Le feu couvait encore sous la braise. Péniblement, il s’extirpa du providentiel tronc d’arbre qui lui avait permit d’échapper aux flammes. Malgré cela, sa peau avait été brûlée par la chaleur, faisant apparaître de grosses cloques accompagnées d’une douleur sourde et lancinante. Il se releva lentement et s’éloigna le plus vite possible du cercle de destruction où les corps de ses camarades finissaient de se consumer.
Rien n’avait laissé prévoir un tel désastre et ses conséquences risquaient fort d’être dangereusement dramatiques. Une citation du psychiatre de bord lui revinrent en tête « Les échecs sont comme des couteaux: ils te servent ou te blessent selon que tu les prends par le manche ou par la lame.» Une belle phrase, qui ne lui servirait à rien. Ici, l’échec serait mortel, et il n’en tirerait aucune leçon.
Un jour standard plus tôt, il aurait juré être le plus heureux des employés de l’Empire Galactique, section Surveillance et Exploration.
Ils étaient quatorze, triés sur le volet et surentraînés, avec mission, comme des milliers d’autres, de patrouiller aux confins de l’univers connu et de rapporter toute rencontre avec des races hostiles ou des planètes colonisables.
C’était un peu comme des vacances perpétuelles, sauf que l’on trouvait toujours de la place pour se garer et que personne ne tentait de vous vendre de force des bibelots inesthétiques ou de la nourriture indigeste. Et il fallait bien avouer qu’assister à la naissance d’une étoile drapée dans son long voile d’hydrogène rouge sur le fond de jais pailleté de diamants qu’est l’espace infini, c’était quand même plus grandiose et spectaculaire que le défilé de la fanfare municipale commémorant un fait historique obscur et vraisemblablement sanglant. (En brutalisant la sensibilité auditive et musicale d’innocents civils qui ne leur avaient rien fait.)

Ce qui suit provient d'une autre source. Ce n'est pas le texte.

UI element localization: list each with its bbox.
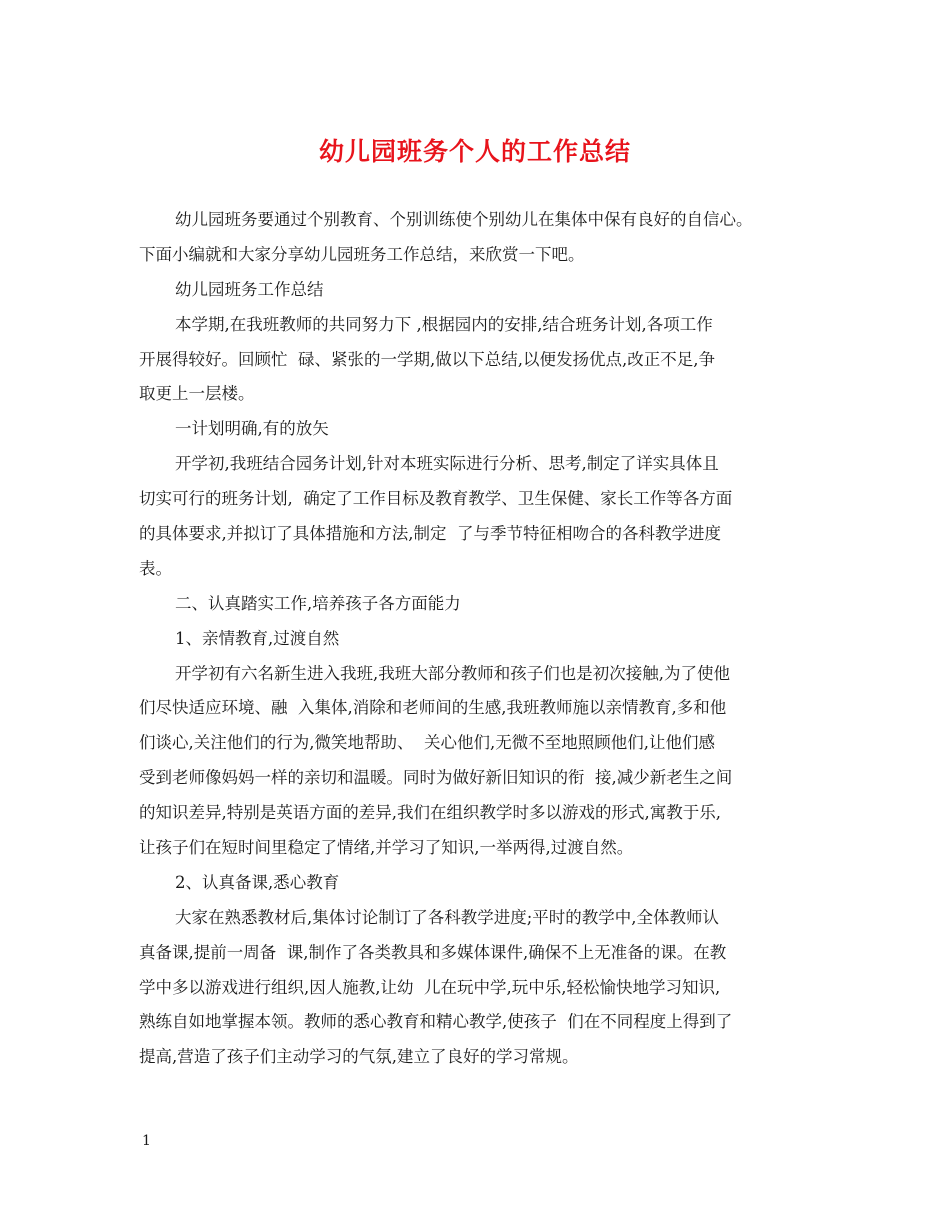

L’astronef s’était matérialisé à proximité d’une planète biologiquement compatible avec leurs organismes. De plus, leurs détecteurs firent état de la présence d’une civilisation indubitablement intelligente, quoique techniquement balbutiante. Le Capitaine ayant opté pour une exploration exhaustive, l’astronavigateur calcula une trajectoire qui permettrait de bénéficier d’une période ensoleillée optimale une fois sur la planète.
Ils se posèrent donc et le délicat parfum de l’atmosphère envahi le vaisseau au moment de l’ouverture du sas.
D’abord timidement, puis avec plus de hardiesse, ils se dispersèrent dans cette nature inconnue où au silence causé par leur arrivé bruyante, succéda rapidement la mélodie des chants de la faune indigène.
D’un commun accord, ils s’étaient ensuite regroupés puis dirigés au travers d’une formation végétale impressionnante, laissant le vaisseau sous surveillance électronique.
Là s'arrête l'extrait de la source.